Welcome to Martial Talk! 

Mike


----------



## Drac (Mar 8, 2007)

brunny said:


> _hi my name is Brunny and I teach shukokai karate in UK just sayin hi to everyone!!!!_


 
Greetings brunny and Welcome to MT...Suggestion...You might want to try a different style if script..Your current choice is a little hard to read..


----------



## fnorfurfoot (Mar 8, 2007)

Welcome to the site.  Enjoy.


----------



## Jade Tigress (Mar 8, 2007)

Welcome to Martial Talk! (I agree with Drac on the font).

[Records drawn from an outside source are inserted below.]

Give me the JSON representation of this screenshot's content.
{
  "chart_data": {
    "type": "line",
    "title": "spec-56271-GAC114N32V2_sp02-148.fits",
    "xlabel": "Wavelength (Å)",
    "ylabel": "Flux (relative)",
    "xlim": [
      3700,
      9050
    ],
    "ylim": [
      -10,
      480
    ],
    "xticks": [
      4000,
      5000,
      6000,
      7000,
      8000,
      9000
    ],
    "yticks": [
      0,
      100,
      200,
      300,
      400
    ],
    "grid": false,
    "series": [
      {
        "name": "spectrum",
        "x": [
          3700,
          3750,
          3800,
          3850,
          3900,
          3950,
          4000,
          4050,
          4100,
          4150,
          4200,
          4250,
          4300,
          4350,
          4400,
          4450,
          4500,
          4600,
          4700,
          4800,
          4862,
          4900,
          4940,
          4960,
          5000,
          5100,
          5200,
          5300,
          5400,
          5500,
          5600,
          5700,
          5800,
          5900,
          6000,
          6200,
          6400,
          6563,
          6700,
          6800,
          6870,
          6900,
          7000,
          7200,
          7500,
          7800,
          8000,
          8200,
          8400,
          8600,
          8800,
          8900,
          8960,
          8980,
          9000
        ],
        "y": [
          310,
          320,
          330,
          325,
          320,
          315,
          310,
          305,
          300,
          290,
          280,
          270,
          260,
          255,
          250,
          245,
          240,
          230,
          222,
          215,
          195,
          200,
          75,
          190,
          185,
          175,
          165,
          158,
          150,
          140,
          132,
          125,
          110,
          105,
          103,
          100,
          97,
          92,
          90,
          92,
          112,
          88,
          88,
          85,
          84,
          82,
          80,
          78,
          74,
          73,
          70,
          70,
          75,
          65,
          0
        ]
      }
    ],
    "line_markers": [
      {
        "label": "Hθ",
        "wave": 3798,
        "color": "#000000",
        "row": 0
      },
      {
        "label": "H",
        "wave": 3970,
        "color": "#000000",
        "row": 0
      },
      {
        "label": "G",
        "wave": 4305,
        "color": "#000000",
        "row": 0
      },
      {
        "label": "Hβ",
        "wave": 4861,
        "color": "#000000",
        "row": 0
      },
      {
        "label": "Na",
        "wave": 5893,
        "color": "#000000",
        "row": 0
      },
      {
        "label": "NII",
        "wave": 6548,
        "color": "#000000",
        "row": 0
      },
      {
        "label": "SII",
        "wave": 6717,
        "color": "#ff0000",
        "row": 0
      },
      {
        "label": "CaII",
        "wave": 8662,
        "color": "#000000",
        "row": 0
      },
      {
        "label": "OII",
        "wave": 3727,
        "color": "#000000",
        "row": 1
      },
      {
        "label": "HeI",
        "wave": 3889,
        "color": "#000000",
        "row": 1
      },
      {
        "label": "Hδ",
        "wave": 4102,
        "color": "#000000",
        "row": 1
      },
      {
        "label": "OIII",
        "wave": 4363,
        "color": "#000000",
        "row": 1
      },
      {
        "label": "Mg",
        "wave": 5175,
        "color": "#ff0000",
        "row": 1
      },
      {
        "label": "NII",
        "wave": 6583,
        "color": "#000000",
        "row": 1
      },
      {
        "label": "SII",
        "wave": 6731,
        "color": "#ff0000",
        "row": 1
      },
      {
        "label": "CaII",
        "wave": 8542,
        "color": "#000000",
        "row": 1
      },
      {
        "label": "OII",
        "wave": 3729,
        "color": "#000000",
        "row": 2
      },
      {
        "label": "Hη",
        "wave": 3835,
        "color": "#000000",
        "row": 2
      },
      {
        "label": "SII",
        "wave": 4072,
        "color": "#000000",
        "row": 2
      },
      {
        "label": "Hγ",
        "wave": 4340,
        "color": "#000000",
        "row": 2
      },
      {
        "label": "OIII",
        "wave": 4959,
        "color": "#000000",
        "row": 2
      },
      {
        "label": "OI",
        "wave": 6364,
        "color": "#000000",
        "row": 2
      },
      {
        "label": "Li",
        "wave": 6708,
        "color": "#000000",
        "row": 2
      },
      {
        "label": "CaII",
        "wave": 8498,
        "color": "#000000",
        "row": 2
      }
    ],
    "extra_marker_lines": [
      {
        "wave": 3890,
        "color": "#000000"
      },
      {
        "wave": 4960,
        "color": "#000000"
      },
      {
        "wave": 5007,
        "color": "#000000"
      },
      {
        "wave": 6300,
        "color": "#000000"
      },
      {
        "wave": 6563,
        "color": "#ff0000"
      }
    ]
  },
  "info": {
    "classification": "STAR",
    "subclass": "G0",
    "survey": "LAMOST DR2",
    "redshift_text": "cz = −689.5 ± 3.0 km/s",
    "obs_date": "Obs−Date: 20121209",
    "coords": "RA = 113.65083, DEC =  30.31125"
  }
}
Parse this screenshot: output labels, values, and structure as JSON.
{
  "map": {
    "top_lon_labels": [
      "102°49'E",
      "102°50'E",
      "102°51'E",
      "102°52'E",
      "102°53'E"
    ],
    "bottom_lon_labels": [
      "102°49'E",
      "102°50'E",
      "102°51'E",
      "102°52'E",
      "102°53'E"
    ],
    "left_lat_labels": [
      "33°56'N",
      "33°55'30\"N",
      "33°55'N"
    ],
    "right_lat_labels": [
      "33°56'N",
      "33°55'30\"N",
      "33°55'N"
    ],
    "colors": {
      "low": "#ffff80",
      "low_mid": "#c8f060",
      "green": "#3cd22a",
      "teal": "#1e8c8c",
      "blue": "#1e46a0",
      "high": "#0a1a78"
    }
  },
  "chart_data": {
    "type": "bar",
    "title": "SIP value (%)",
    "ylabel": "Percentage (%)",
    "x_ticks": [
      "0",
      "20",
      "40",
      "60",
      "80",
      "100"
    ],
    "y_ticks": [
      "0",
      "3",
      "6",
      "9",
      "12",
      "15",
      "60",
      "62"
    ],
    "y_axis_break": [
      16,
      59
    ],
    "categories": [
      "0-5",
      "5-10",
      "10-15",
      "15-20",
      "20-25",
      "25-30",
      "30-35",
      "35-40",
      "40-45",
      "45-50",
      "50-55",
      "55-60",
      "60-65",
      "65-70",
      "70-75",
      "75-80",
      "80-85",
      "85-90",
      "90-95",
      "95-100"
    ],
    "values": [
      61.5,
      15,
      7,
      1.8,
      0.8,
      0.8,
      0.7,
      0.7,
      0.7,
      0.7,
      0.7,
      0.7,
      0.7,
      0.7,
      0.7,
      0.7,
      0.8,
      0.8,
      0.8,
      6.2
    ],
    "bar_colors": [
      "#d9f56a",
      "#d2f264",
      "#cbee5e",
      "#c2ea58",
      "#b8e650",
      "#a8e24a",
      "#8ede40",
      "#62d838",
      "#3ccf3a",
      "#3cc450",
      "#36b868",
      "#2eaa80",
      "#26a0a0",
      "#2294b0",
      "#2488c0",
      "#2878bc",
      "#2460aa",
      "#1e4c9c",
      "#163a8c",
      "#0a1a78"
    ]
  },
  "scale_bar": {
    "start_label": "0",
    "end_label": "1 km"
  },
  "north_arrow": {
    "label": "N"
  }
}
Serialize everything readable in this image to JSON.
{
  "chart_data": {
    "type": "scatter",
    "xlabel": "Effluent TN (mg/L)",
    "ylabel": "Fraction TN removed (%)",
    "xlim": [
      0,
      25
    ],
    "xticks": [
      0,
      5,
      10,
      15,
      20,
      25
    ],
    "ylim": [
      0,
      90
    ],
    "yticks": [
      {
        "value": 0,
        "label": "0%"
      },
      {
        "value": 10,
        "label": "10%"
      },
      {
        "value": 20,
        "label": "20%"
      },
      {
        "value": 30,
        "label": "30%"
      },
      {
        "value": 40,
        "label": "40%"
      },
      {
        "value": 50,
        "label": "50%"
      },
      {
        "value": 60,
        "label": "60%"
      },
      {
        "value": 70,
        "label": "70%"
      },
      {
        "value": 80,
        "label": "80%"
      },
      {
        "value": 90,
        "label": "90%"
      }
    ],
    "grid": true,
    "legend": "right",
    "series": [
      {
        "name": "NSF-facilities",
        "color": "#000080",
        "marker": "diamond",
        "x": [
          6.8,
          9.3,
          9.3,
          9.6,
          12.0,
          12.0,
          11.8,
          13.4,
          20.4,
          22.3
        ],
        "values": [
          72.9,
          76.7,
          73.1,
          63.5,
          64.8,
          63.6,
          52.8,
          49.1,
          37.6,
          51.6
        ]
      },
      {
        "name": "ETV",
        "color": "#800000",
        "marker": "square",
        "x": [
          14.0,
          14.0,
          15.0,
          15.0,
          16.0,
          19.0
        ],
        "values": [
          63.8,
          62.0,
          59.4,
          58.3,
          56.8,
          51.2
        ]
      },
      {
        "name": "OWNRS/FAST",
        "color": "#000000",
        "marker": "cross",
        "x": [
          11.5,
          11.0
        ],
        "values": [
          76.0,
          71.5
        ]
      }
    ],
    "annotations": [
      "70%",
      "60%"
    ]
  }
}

Happy Posting!


----------



## 14 Kempo (Mar 8, 2007)

Hello Brunny, welcome to MT!


----------



## Tames D (Mar 8, 2007)

Welcome.


----------



## Yeti (Mar 8, 2007)

Hi Brunny - welcome to MT. Enjoy the board.


----------



## Kacey (Mar 8, 2007)

Welcome, and happy posting!  :wavey:


----------



## Brandon Fisher (Mar 8, 2007)

Welcome to Martial talk and Hi from me.


----------



## chinto01 (Mar 8, 2007)

Welcome to our group!!


----------



## terryl965 (Mar 8, 2007)

Welcome and happy posting


----------



## searcher (Mar 8, 2007)

Welcome aboard!!   Please tell us more about yourself.


----------



## ArmorOfGod (Mar 8, 2007)

Qapla and welcome to the group.

AoG


----------



## JasonASmith (Mar 9, 2007)

Welcome, and have a good time here...


----------



## theletch1 (Mar 9, 2007)

Welcome aboard!  Share a little, take a little and enjoy a lot.


----------



## twendkata71 (Mar 9, 2007)

mensoree.Welcome. We can always use another member.


----------